What does the coaching process look like?

Choosing the essay topic

A coach will start by helping you explore possible essay topics and land on one that works well for you. 

They do this through brainstorming exercises that can help you identify your values, passions, and what you most love about learning. They can also help you identify key moments that have shaped you into the person you are now . . and the moments that laid the groundwork for who you want to become. These will be the building blocks of your essay. 

Coaches will also share sample essays that other students have written to give you an idea of the range of options – It’s reassuring to see the many different topics and styles other students have chosen. Maybe you’ll find one that you can use as a model for your essay. 

Writing and revising

The goal here is to get your voice on the page – so your essay will most likely be more informal that the essays you’ve written for class. 

You’re not trying to impress someone with your big vocabulary or heady analytic abilities, you’re trying to reveal who you are – we’re aiming for honesty and insight. It’s important to sound like yourself. When you read your essay aloud it should feel comfortable – you at your best, not anyone else.

Keep in mind, a coach is not going to write your essay for you. But they can help you outline a first draft, and review with you some key writing tips and tricks so you can revise and improve your drafts. 

College essay mentors give guidance, support, and encouragement. And help you get it done on time!


Ideally, you should start writing 6-8 weeks before the essay is due, and plan to spend at least an hour or two each week working on it. It can often take a few false starts before you find the right approach, then once you do, count on a few more drafts to revise and polish it to perfection. 

The more competitive the college, the more you’re aiming for a “stretch” school (ie a college where your grades and SAT scores are below the average for the 1st year students who enrolled in that college in the previous year) the more you want to take the extra time to up-level your writing.

college application essay

5 Practical college application essay tips to help you get started right now

#1: Be authentic

Spend some time thinking about what really makes you tick. Don’t try to fake it or say something you hope will sound impressive. Admissions officers want to feel that you’ve opened up, shared something about who you are at your core. Don’t be afraid to be honest and vulnerable. You want your reader to feel like they’ve gotten to know you, and feel closer to you.

#2: Offer both anecdotes and insights

Consider telling a story, creating an actual scene, with all five senses. It’s a great way to engage your reader. And tell us why you told us that story. What insights should we be drawing from the story? Was there a lesson that you learned from that event? 

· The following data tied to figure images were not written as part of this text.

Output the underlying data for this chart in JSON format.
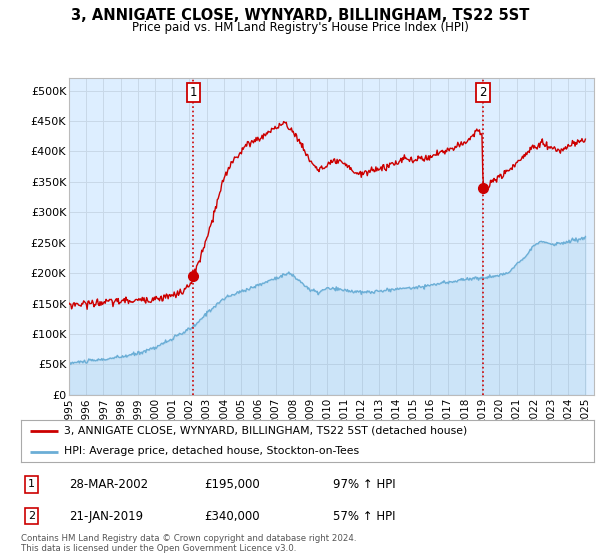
{
  "title": "3, ANNIGATE CLOSE, WYNYARD, BILLINGHAM, TS22 5ST",
  "subtitle": "Price paid vs. HM Land Registry's House Price Index (HPI)",
  "xlim_start": 1995.0,
  "xlim_end": 2025.5,
  "ylim_min": 0,
  "ylim_max": 520000,
  "yticks": [
    0,
    50000,
    100000,
    150000,
    200000,
    250000,
    300000,
    350000,
    400000,
    450000,
    500000
  ],
  "ytick_labels": [
    "£0",
    "£50K",
    "£100K",
    "£150K",
    "£200K",
    "£250K",
    "£300K",
    "£350K",
    "£400K",
    "£450K",
    "£500K"
  ],
  "hpi_color": "#6baed6",
  "price_color": "#cc0000",
  "vline_color": "#cc0000",
  "chart_bg": "#ddeeff",
  "marker1_date": 2002.23,
  "marker1_price": 195000,
  "marker2_date": 2019.05,
  "marker2_price": 340000,
  "legend_label_price": "3, ANNIGATE CLOSE, WYNYARD, BILLINGHAM, TS22 5ST (detached house)",
  "legend_label_hpi": "HPI: Average price, detached house, Stockton-on-Tees",
  "table_row1": [
    "1",
    "28-MAR-2002",
    "£195,000",
    "97% ↑ HPI"
  ],
  "table_row2": [
    "2",
    "21-JAN-2019",
    "£340,000",
    "57% ↑ HPI"
  ],
  "footer": "Contains HM Land Registry data © Crown copyright and database right 2024.\nThis data is licensed under the Open Government Licence v3.0.",
  "background_color": "#ffffff",
  "grid_color": "#c8d8e8"
}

#3: Share your core values

By the end of the essay your reader should know the two or three values that are most important to you. Creativity? Family? Thoughtfulness? Risk-taking? Kindness? Honesty? Independence? Community? Success? There are no wrong answers, except no answer at all.

#4: Craft with care

The essay should feel carefully constructed. It should be well organized, with images and ideas that connect in a pleasing way. The essay should be engaging, not boring. Pay attention to using strong verbs, appropriate metaphors, and for bonus points, close the essay with a “swish of the tail.”  

#5: Have fun with it

With a little patience, some luck, and dedicated effort, this process can be a lot of fun – you may actually learn something new about yourself and come to a deeper appreciation of what a unique and wonderful person you really are!